他缓缓靠回椅背,手指无意识地、一下下重重敲击着案几,发出沉闷的“笃笃”声,眼中疯狂渐退,代之以一种更深沉、更贪婪的算计。
“盛弟此言......倒是点醒了我。”
嫪隐的声音恢复了平稳,却带着更冷的寒意:“不错,瓠口一时受阻,无伤根本。这水渠......才是最关键的‘疲秦’利器。
只要郑国在,渠在,秦国就不得不继续朝着深渊狂奔。
这水渠本身,就是插在秦国心脏上最毒的匕首。”
“兄长英明!”
嬴盛精神一振,立刻接口,声音因亢奋而微微发颤:“秦国如今连年征战,国内又有这浩大工程抽骨吸髓,此乃天赐良机。
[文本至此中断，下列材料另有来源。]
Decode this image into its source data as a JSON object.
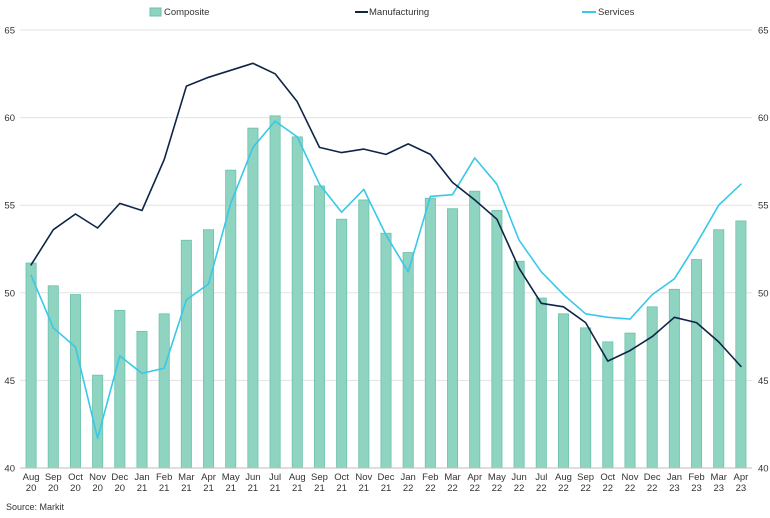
{
  "source": "Source: Markit",
  "colors": {
    "composite_fill": "#8fd3c1",
    "composite_stroke": "#6cc2ab",
    "manufacturing": "#0f2547",
    "services": "#38c8ea",
    "grid": "#e3e3e3"
  },
  "chart_data": {
    "type": "bar",
    "title": "",
    "xlabel": "",
    "ylabel": "",
    "ylim": [
      40,
      65
    ],
    "yticks": [
      40,
      45,
      50,
      55,
      60,
      65
    ],
    "grid": true,
    "legend_position": "top",
    "categories": [
      "Aug 20",
      "Sep 20",
      "Oct 20",
      "Nov 20",
      "Dec 20",
      "Jan 21",
      "Feb 21",
      "Mar 21",
      "Apr 21",
      "May 21",
      "Jun 21",
      "Jul 21",
      "Aug 21",
      "Sep 21",
      "Oct 21",
      "Nov 21",
      "Dec 21",
      "Jan 22",
      "Feb 22",
      "Mar 22",
      "Apr 22",
      "May 22",
      "Jun 22",
      "Jul 22",
      "Aug 22",
      "Sep 22",
      "Oct 22",
      "Nov 22",
      "Dec 22",
      "Jan 23",
      "Feb 23",
      "Mar 23",
      "Apr 23"
    ],
    "series": [
      {
        "name": "Composite",
        "type": "bar",
        "values": [
          51.7,
          50.4,
          49.9,
          45.3,
          49.0,
          47.8,
          48.8,
          53.0,
          53.6,
          57.0,
          59.4,
          60.1,
          58.9,
          56.1,
          54.2,
          55.3,
          53.4,
          52.3,
          55.4,
          54.8,
          55.8,
          54.7,
          51.8,
          49.7,
          48.8,
          48.0,
          47.2,
          47.7,
          49.2,
          50.2,
          51.9,
          53.6,
          54.1
        ]
      },
      {
        "name": "Manufacturing",
        "type": "line",
        "values": [
          51.6,
          53.6,
          54.5,
          53.7,
          55.1,
          54.7,
          57.6,
          61.8,
          62.3,
          62.7,
          63.1,
          62.5,
          60.9,
          58.3,
          58.0,
          58.2,
          57.9,
          58.5,
          57.9,
          56.3,
          55.3,
          54.2,
          51.4,
          49.4,
          49.2,
          48.3,
          46.1,
          46.7,
          47.5,
          48.6,
          48.3,
          47.2,
          45.8
        ]
      },
      {
        "name": "Services",
        "type": "line",
        "values": [
          51.0,
          48.0,
          46.9,
          41.7,
          46.4,
          45.4,
          45.7,
          49.6,
          50.5,
          55.1,
          58.3,
          59.8,
          58.9,
          56.2,
          54.6,
          55.9,
          53.3,
          51.2,
          55.5,
          55.6,
          57.7,
          56.2,
          53.0,
          51.2,
          49.9,
          48.8,
          48.6,
          48.5,
          49.9,
          50.8,
          52.8,
          55.0,
          56.2
        ]
      }
    ]
  }
}
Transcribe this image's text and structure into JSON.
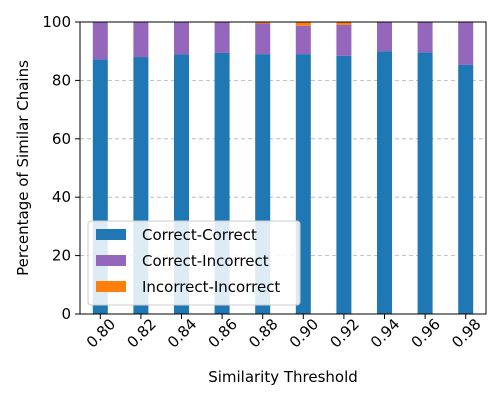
{
  "chart_data": {
    "type": "bar",
    "stacked": true,
    "categories": [
      "0.80",
      "0.82",
      "0.84",
      "0.86",
      "0.88",
      "0.90",
      "0.92",
      "0.94",
      "0.96",
      "0.98"
    ],
    "series": [
      {
        "name": "Correct-Correct",
        "color": "#1f77b4",
        "values": [
          87.2,
          88.0,
          88.9,
          89.4,
          89.0,
          89.0,
          88.4,
          90.0,
          89.6,
          85.3
        ]
      },
      {
        "name": "Correct-Incorrect",
        "color": "#9467bd",
        "values": [
          12.8,
          12.0,
          11.1,
          10.6,
          10.5,
          9.7,
          10.6,
          10.0,
          10.4,
          14.7
        ]
      },
      {
        "name": "Incorrect-Incorrect",
        "color": "#ff7f0e",
        "values": [
          0,
          0,
          0,
          0,
          0.5,
          1.3,
          1.0,
          0,
          0,
          0
        ]
      }
    ],
    "xlabel": "Similarity Threshold",
    "ylabel": "Percentage of Similar Chains",
    "ylim": [
      0,
      100
    ],
    "yticks": [
      0,
      20,
      40,
      60,
      80,
      100
    ],
    "grid": "y-dashed",
    "legend_position": "lower-left"
  }
}
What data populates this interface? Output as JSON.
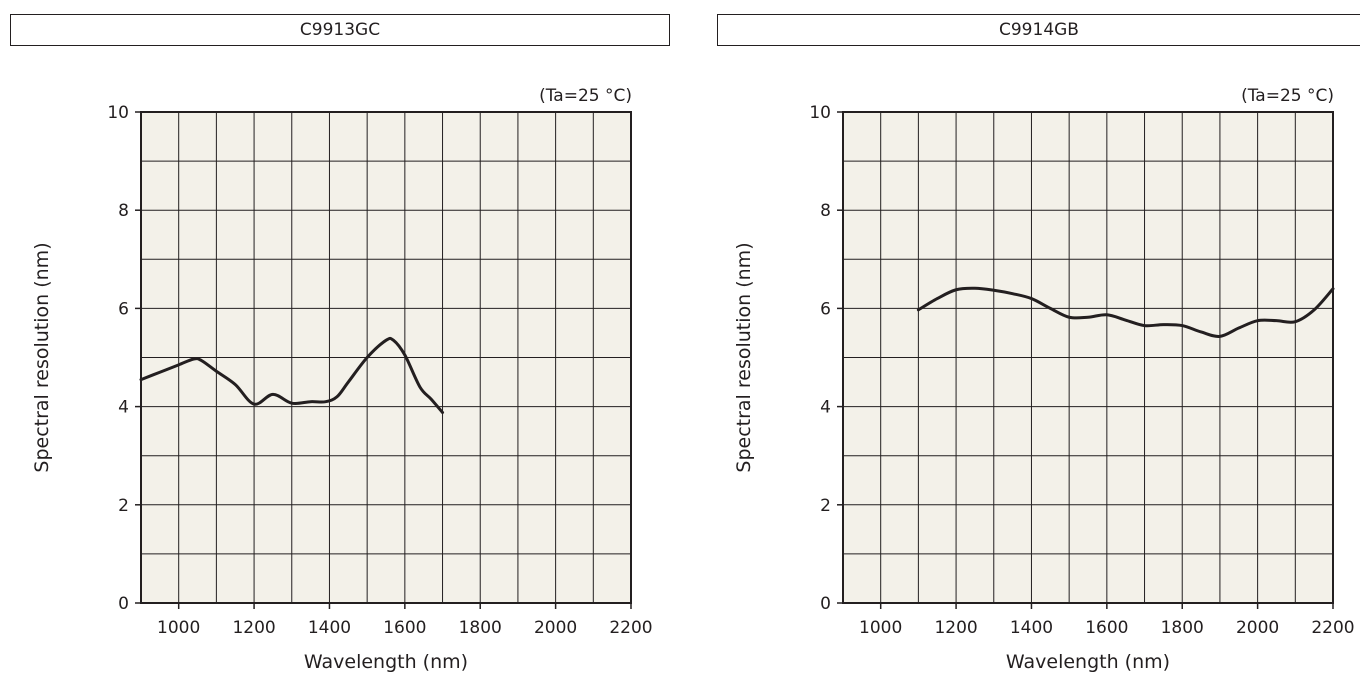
{
  "chart_data": [
    {
      "type": "line",
      "title": "C9913GC",
      "condition": "(Ta=25 °C)",
      "xlabel": "Wavelength (nm)",
      "ylabel": "Spectral resolution (nm)",
      "xlim": [
        900,
        2200
      ],
      "ylim": [
        0,
        10
      ],
      "xticks": [
        1000,
        1200,
        1400,
        1600,
        1800,
        2000,
        2200
      ],
      "yticks": [
        0,
        2,
        4,
        6,
        8,
        10
      ],
      "grid": true,
      "background": "#f3f1e9",
      "line_color": "#231f20",
      "series": [
        {
          "x": [
            900,
            950,
            1000,
            1040,
            1060,
            1100,
            1150,
            1200,
            1250,
            1300,
            1350,
            1390,
            1420,
            1450,
            1500,
            1550,
            1570,
            1600,
            1640,
            1670,
            1700
          ],
          "y": [
            4.55,
            4.7,
            4.85,
            4.97,
            4.94,
            4.72,
            4.45,
            4.05,
            4.25,
            4.07,
            4.1,
            4.1,
            4.2,
            4.5,
            5.0,
            5.35,
            5.35,
            5.05,
            4.4,
            4.15,
            3.88
          ]
        }
      ]
    },
    {
      "type": "line",
      "title": "C9914GB",
      "condition": "(Ta=25 °C)",
      "xlabel": "Wavelength (nm)",
      "ylabel": "Spectral resolution (nm)",
      "xlim": [
        900,
        2200
      ],
      "ylim": [
        0,
        10
      ],
      "xticks": [
        1000,
        1200,
        1400,
        1600,
        1800,
        2000,
        2200
      ],
      "yticks": [
        0,
        2,
        4,
        6,
        8,
        10
      ],
      "grid": true,
      "background": "#f3f1e9",
      "line_color": "#231f20",
      "series": [
        {
          "x": [
            1100,
            1150,
            1200,
            1250,
            1300,
            1350,
            1400,
            1450,
            1500,
            1550,
            1600,
            1650,
            1700,
            1750,
            1800,
            1850,
            1900,
            1950,
            2000,
            2050,
            2100,
            2150,
            2200
          ],
          "y": [
            5.97,
            6.2,
            6.38,
            6.41,
            6.37,
            6.3,
            6.2,
            6.0,
            5.82,
            5.82,
            5.87,
            5.76,
            5.65,
            5.67,
            5.65,
            5.52,
            5.43,
            5.6,
            5.75,
            5.75,
            5.73,
            5.97,
            6.4
          ]
        }
      ]
    }
  ]
}
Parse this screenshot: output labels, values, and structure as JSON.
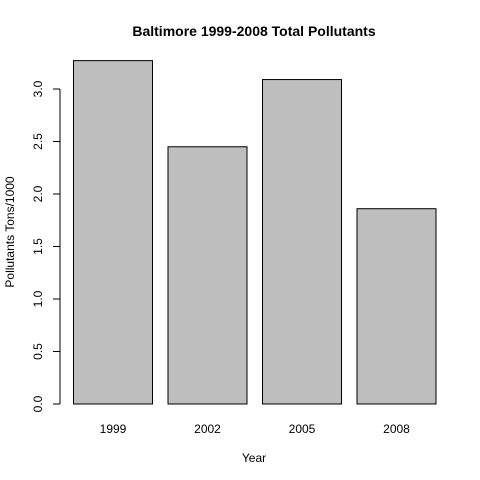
{
  "chart_data": {
    "type": "bar",
    "title": "Baltimore 1999-2008 Total Pollutants",
    "xlabel": "Year",
    "ylabel": "Pollutants Tons/1000",
    "categories": [
      "1999",
      "2002",
      "2005",
      "2008"
    ],
    "values": [
      3.27,
      2.45,
      3.09,
      1.86
    ],
    "yticks": [
      "0.0",
      "0.5",
      "1.0",
      "1.5",
      "2.0",
      "2.5",
      "3.0"
    ],
    "ylim": [
      0,
      3.4
    ],
    "grid": false,
    "legend": "none",
    "colors": {
      "bar_fill": "#bebebe",
      "bar_stroke": "#000000"
    }
  }
}
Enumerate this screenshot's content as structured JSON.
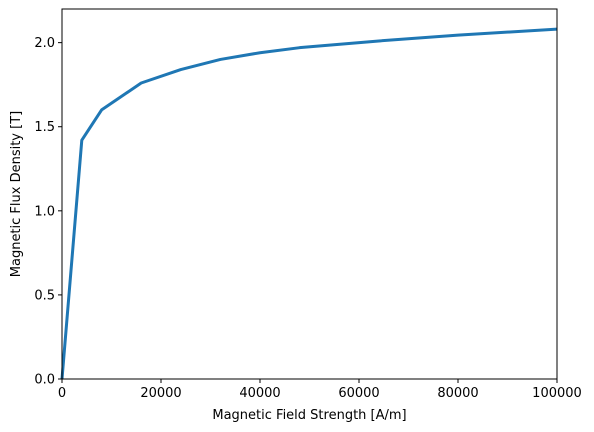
{
  "chart_data": {
    "type": "line",
    "title": "",
    "xlabel": "Magnetic Field Strength [A/m]",
    "ylabel": "Magnetic Flux Density [T]",
    "xlim": [
      0,
      100000
    ],
    "ylim": [
      0,
      2.2
    ],
    "grid": false,
    "x_ticks": [
      0,
      20000,
      40000,
      60000,
      80000,
      100000
    ],
    "x_tick_labels": [
      "0",
      "20000",
      "40000",
      "60000",
      "80000",
      "100000"
    ],
    "y_ticks": [
      0.0,
      0.5,
      1.0,
      1.5,
      2.0
    ],
    "y_tick_labels": [
      "0.0",
      "0.5",
      "1.0",
      "1.5",
      "2.0"
    ],
    "series": [
      {
        "color": "#1f77b4",
        "x": [
          0,
          4000,
          8000,
          16000,
          24000,
          32000,
          40000,
          48000,
          64000,
          80000,
          100000
        ],
        "y": [
          0.0,
          1.42,
          1.6,
          1.76,
          1.84,
          1.9,
          1.94,
          1.97,
          2.01,
          2.045,
          2.08
        ]
      }
    ]
  }
}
这正是我等暗中积蓄力量,招纳四方豪杰与失意权贵,等待时机的绝佳良机。
待其民疲财尽,内忧外患之际,便是吾等振臂一呼,高举义旗,光复家族,取而代之之时。”
孟逸捋了捋胡须,郑重地点头,向嫪隐拱手道:“阿盛深谋远虑,切中要害。大人明鉴,此番失利,实乃癣疥之疾,动摇不了根本。
只要水渠不停,秦国的元气就在持续消耗。
至于大人所需兵卒、甲胄、粮草、军械......”
他顿了顿,语气斩钉截铁,带着不容置疑的承诺:“大人尽可放心,我孟氏扎根雍城百余年,树大根深,积累颇丰。倾全族之力,必保大人所需物资源源不绝,绝无短缺之忧。
雍城内外,我族各房各支,亦有众多忠心耿耿且得力的管事、子弟、门客,可供大人驱策。”
听着两人的话语,尤其是“光复家族”、“取而代之”、“源源不绝”这些字眼,嫪隐胸中的野心彻底燃烧起来,烧尽了方才的愤怒,只剩下对至高权力的无尽渴望。
他再次站起身,目光扫过眼前三人,狂热的嬴盛、沉稳的孟逸、忠诚的阿昌,还有那个肃立的报信汉子。
“彩!彩!彩!”
嫪隐连道三声彩,脸上浮现出一种混合着残忍与兴奋的奇异光彩。